Copertina 6,5

Info

Anno di uscita:2024
Durata:36 min.
Etichetta:Argonauta Records

Tracklist

  1. BONES
  2. WHEEL
  3. DARK SKY
  4. THE THIRD PLANET
  5. KOLI
  6. SPRINGTIME
  7. MY MOONIN' DOWN
  8. THE DAY THAT DAVID BOWIE DIED

Line up

  • Stefano Biagioni: guitar, vocals
  • Fabio Buda: bass, vocals
  • Alessio Tambellini: drums, vocals

Voto medio utenti

Pronti per l’esplorazione di un altro pianeta? Un mondo popolato da elefanti effervescenti, nubi fluorescenti e tramonti violacei? Un luogo collocato più o meno tra il Paese delle Meraviglie e Erewhon, avvolto da un involucro gassoso che non induce mirabolanti alterazioni psicosensoriali ma può alimentare riflessioni esistenziali e valutazioni sull’ineluttabilità del destino.
Mi auguro proprio di sì, poiché in questo modo potrete scoprire il sapido e pacato miscuglio di psichedelia con ascendenze hard-blues contenuto in “The third planet”, esordio discografico dei Moonin Down, il progetto artistico di tre musicisti toscani che da anni militano in band del sottobosco musicale italiano.
Esperienza e passione che si concentrano in un albo che attinge dalla lezione di The 13th Floor Elevators, (primi) Pink Floyd, Cream e Jimi Hendrix, per poi arrivare a includere influssi di Dr.

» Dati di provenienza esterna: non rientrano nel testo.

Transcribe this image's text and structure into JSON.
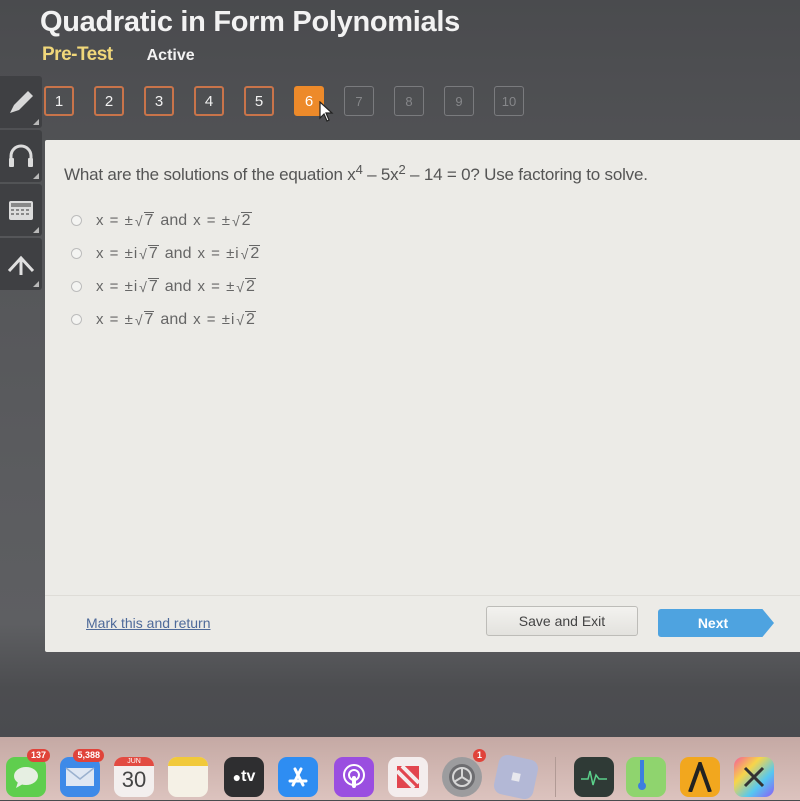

Brown, Miracle Workers, Masters Of Reality e Tame Impala, finendo per costituire quello che il trio definisce PsicHARDelic Rock e si dimostra un apparato sonico edificato su basi solide, su cui i nostri innestano le proprie misture espressive con una certa disinvoltura e sensibilità.
Un repertorio, insomma, fatto di pulsazioni abbastanza dense e penetranti, come accade in “Bones” (con dei cori che potrebbero piacere pure agli estimatori dei Kasabian …) e nelle rituali irradiazioni garage di “Wheel”, a cui si aggiungono le ipnotiche oscillazioni di “Dark sky” e le rarefazioni enfatiche della title-track dell’opera e della fin un po’ troppo didascalica e prolissa “Koli”.
Con “Springtime” il clima si fa più torpido e narcotico, mentre “My moonin' down” irrora d’acido il “vecchio” rock n’ roll e “The day that David Bowie died” alterna pause e accelerate per poi sfociare in un’ebbrezza sonora impastata di carica lisergica.
I Moonin Down non sono certamente né i primi e né i soli a maneggiare la materia hard-psych, ma la loro “versione dei fatti”, pur senza svettare prepotentemente per eclettismo e “audacia” tout-court, piace per il buongusto e la credibilità, raccomandando ai cultori del genere una vigile attenzione nei loro confronti.